Yes, a firewall is always a good thing even on a Linux machine especially if you have a dedicated 24/7 connection to the internet. Lots of people out there that run the gamut from serious cracker who scans a whole block of IP addresses looking for a certain port that he/she specialize in exploiting to the script kiddie in IRC rooms that is bored and/or wanting to prove himself.

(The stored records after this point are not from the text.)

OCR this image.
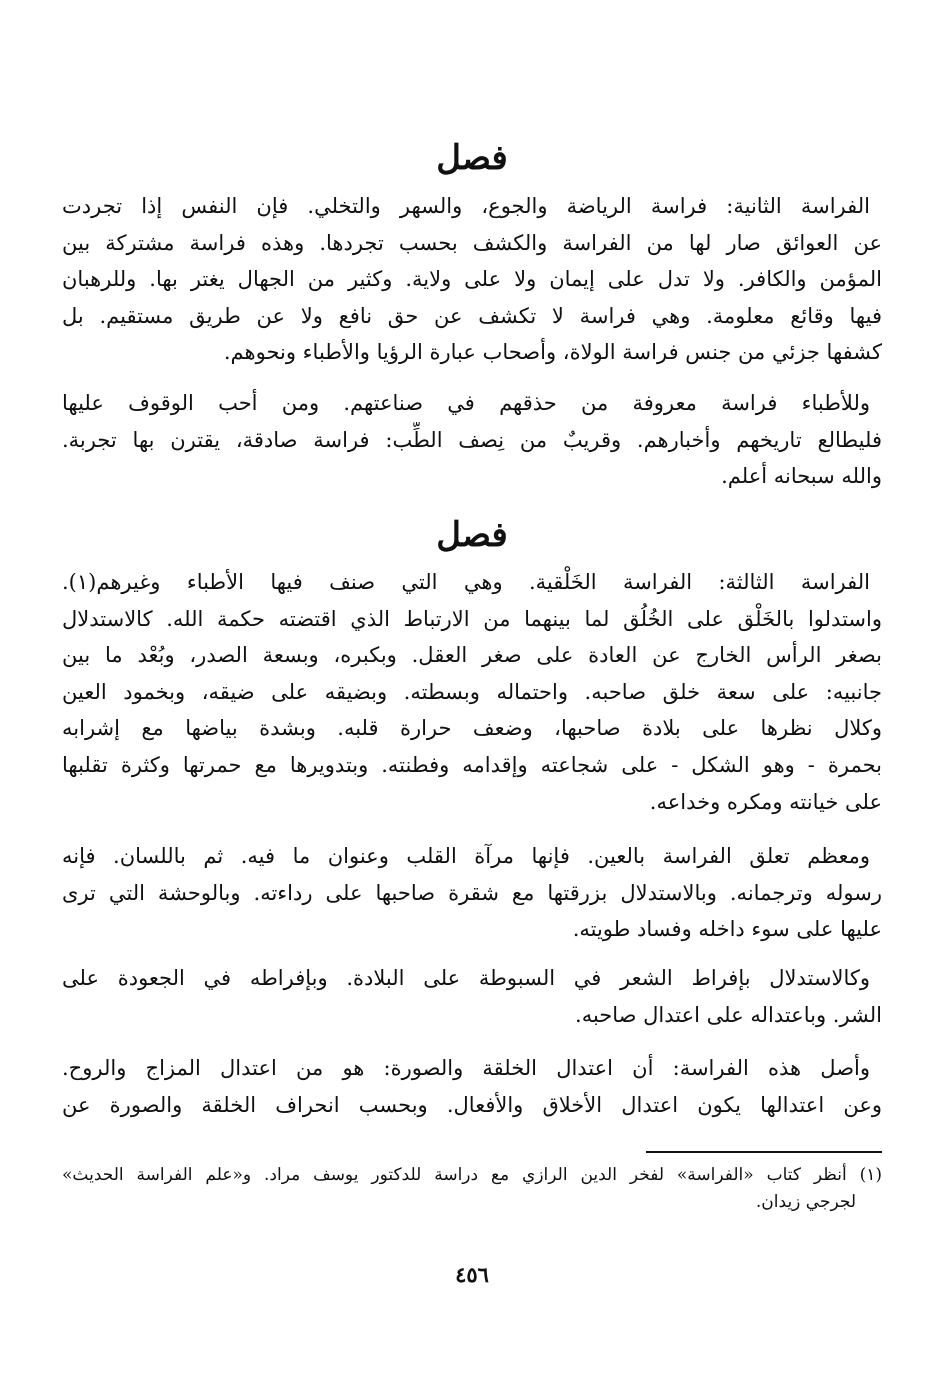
فصل
الفراسة الثانية: فراسة الرياضة والجوع، والسهر والتخلي. فإن النفس إذا تجردت
عن العوائق صار لها من الفراسة والكشف بحسب تجردها. وهذه فراسة مشتركة بين
المؤمن والكافر. ولا تدل على إيمان ولا على ولاية. وكثير من الجهال يغتر بها. وللرهبان
فيها وقائع معلومة. وهي فراسة لا تكشف عن حق نافع ولا عن طريق مستقيم. بل
كشفها جزئي من جنس فراسة الولاة، وأصحاب عبارة الرؤيا والأطباء ونحوهم.
وللأطباء فراسة معروفة من حذقهم في صناعتهم. ومن أحب الوقوف عليها
فليطالع تاريخهم وأخبارهم. وقريبٌ من نِصف الطِّب: فراسة صادقة، يقترن بها تجربة.
والله سبحانه أعلم.
فصل
الفراسة الثالثة: الفراسة الخَلْقية. وهي التي صنف فيها الأطباء وغيرهم(١).
واستدلوا بالخَلْق على الخُلُق لما بينهما من الارتباط الذي اقتضته حكمة الله. كالاستدلال
بصغر الرأس الخارج عن العادة على صغر العقل. وبكبره، وبسعة الصدر، وبُعْد ما بين
جانبيه: على سعة خلق صاحبه. واحتماله وبسطته. وبضيقه على ضيقه، وبخمود العين
وكلال نظرها على بلادة صاحبها، وضعف حرارة قلبه. وبشدة بياضها مع إشرابه
بحمرة - وهو الشكل - على شجاعته وإقدامه وفطنته. وبتدويرها مع حمرتها وكثرة تقلبها
على خيانته ومكره وخداعه.
ومعظم تعلق الفراسة بالعين. فإنها مرآة القلب وعنوان ما فيه. ثم باللسان. فإنه
رسوله وترجمانه. وبالاستدلال بزرقتها مع شقرة صاحبها على رداءته. وبالوحشة التي ترى
عليها على سوء داخله وفساد طويته.
وكالاستدلال بإفراط الشعر في السبوطة على البلادة. وبإفراطه في الجعودة على
الشر. وباعتداله على اعتدال صاحبه.
وأصل هذه الفراسة: أن اعتدال الخلقة والصورة: هو من اعتدال المزاج والروح.
وعن اعتدالها يكون اعتدال الأخلاق والأفعال. وبحسب انحراف الخلقة والصورة عن
(١) أنظر كتاب «الفراسة» لفخر الدين الرازي مع دراسة للدكتور يوسف مراد. و«علم الفراسة الحديث»
لجرجي زيدان.
٤٥٦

It's good you have Mandy. If I'm not mistaken, Bastille comes with the distro. It is one of the easiest firewall programs to configure. You'll open up a shell, change to root then run: InteractiveBastille
You'll be asked a series of questions, you answer them and then save your selections and the appropriate config files will be set up according to what you tell it. It is also very handy if you plan on doing NAT for internet sharing with other computers you might have lying around. Just make sure you have iptables installed.

Good luck.

Wow, they weren't kidding when they say the linux community is the most generous.

Looks like I have a lot of reading to to... Thanks everyone for all the tips and that huge list of resources (unSpawn).